I fear I may not make it this time.
There are the regular doubts and regrets, of course...
I missed a Lovenox injection.
I ate too much fast food.
I didn't take my prenatals faithfully.
I didn't exercise enough.
I stressed too much.
I worried about the financial burden another child would put on us.
But there things about this that make Alex and Travis' stillbirths seem like the good 'ole days. Most significant, I think, is that this is the way it all ends. It is over.

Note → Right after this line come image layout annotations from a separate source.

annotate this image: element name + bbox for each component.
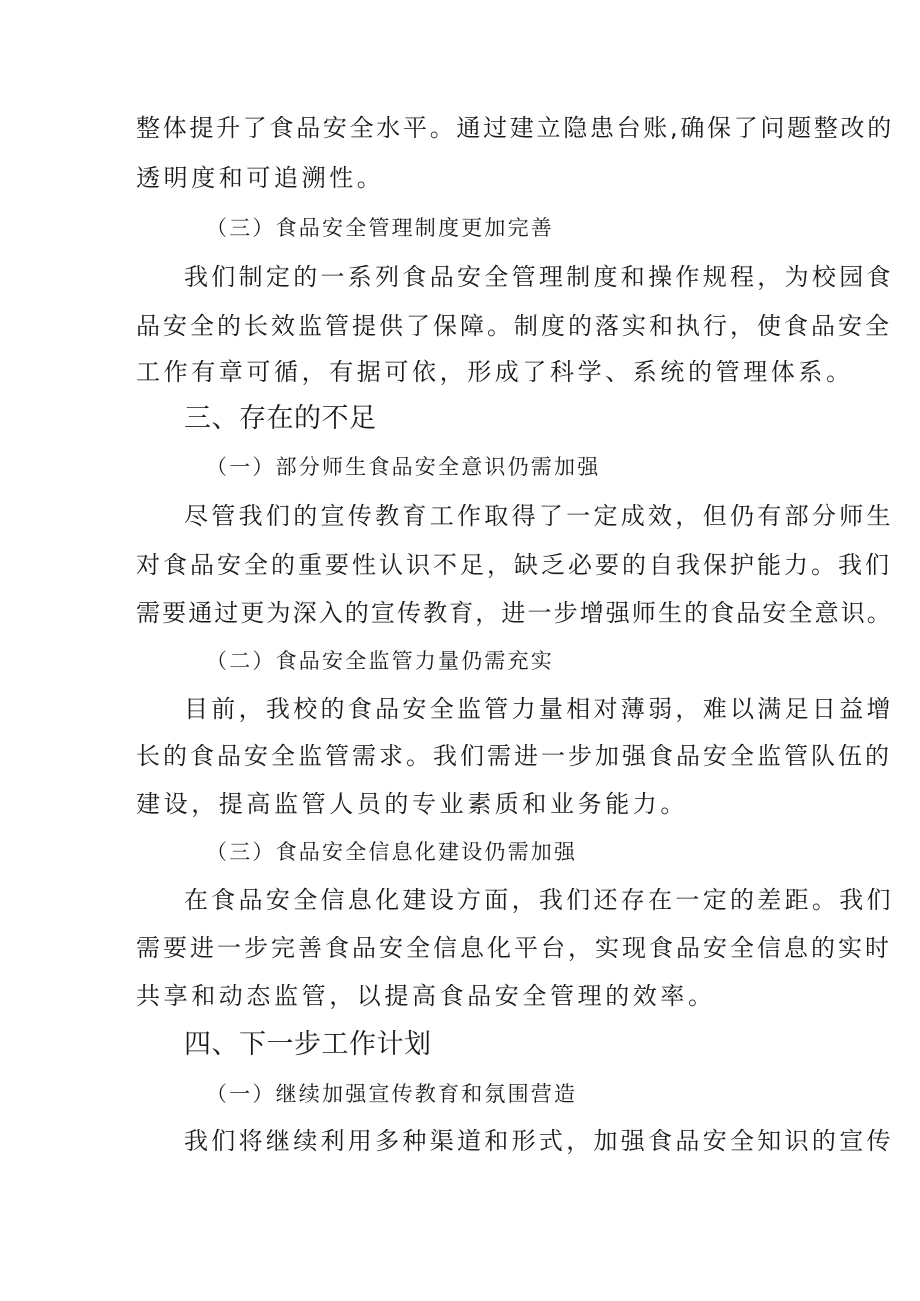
body-line: 对食品安全的重要性认识不足，缺乏必要的自我保护能力。我们	[136, 551, 892, 579]
section-heading: 四、下一步工作计划	[184, 1029, 432, 1060]
subsection-title: （一）部分师生食品安全意识仍需加强	[206, 455, 601, 479]
body-line: 工作有章可循，有据可依，形成了科学、系统的管理体系。	[136, 358, 854, 386]
body-line: 需要通过更为深入的宣传教育，进一步增强师生的食品安全意识。	[136, 599, 893, 627]
body-line: 品安全的长效监管提供了保障。制度的落实和执行，使食品安全	[136, 312, 892, 340]
subsection-title: （三）食品安全管理制度更加完善	[206, 216, 554, 240]
body-line: 目前，我校的食品安全监管力量相对薄弱，难以满足日益增	[184, 695, 894, 723]
body-line: 尽管我们的宣传教育工作取得了一定成效，但仍有部分师生	[184, 502, 894, 530]
body-line: 透明度和可追溯性。	[136, 164, 385, 192]
body-line: 建设，提高监管人员的专业素质和业务能力。	[136, 790, 688, 818]
section-heading: 三、存在的不足	[184, 403, 377, 434]
body-line: 共享和动态监管，以提高食品安全管理的效率。	[136, 982, 716, 1010]
body-line: 我们制定的一系列食品安全管理制度和操作规程，为校园食	[184, 263, 894, 291]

There will never be the hope and promise of another baby in our home.
Someone once told me, when I was considering the idea of another child (who would turn out be Alex), "You will just know when your family is complete." In that moment, it was as simple as that...I knew our family wasn't complete and the decision was made.
The utter shit of it is...I still know our family isn't complete. The only difference is, in this moment, I know our family will never be complete.
It's not that there are already three missing children.
I know that our family dynamic would be very different if any one of those pregnancies had turned out differently. And I'm as ok with that as I can be. Though there are still raw moments, I have mostly made peace with all of that by looking at the beautiful faces of our two amazing boys.
No...it's that it is just over. There is no more hope.
We know we have been beaten and we dare not challenge the fates one more time. We simply don't have the strength to see hope crushed again...to see the shining smiles of our loved ones disappear into sympathetic head tilts and averted eyes. But more importantly, it is time to admit that I clearly don't have the physical ability to create the complete family of our dreams. I can not fulfill my husband's wish to have another child...or my sons' wishes to be big brothers...or my own wish to watch another baby grow (maybe even a girl).
And so it ends.
It's not the raw shock of losing Alex. It's not the resignation of losing Travis. It's not the horror of losing Little Bug. It's the pain of forever shutting the door on the hope that we will feel complete...that we will BE complete.
And that hurts far beyond what I could have ever imagined.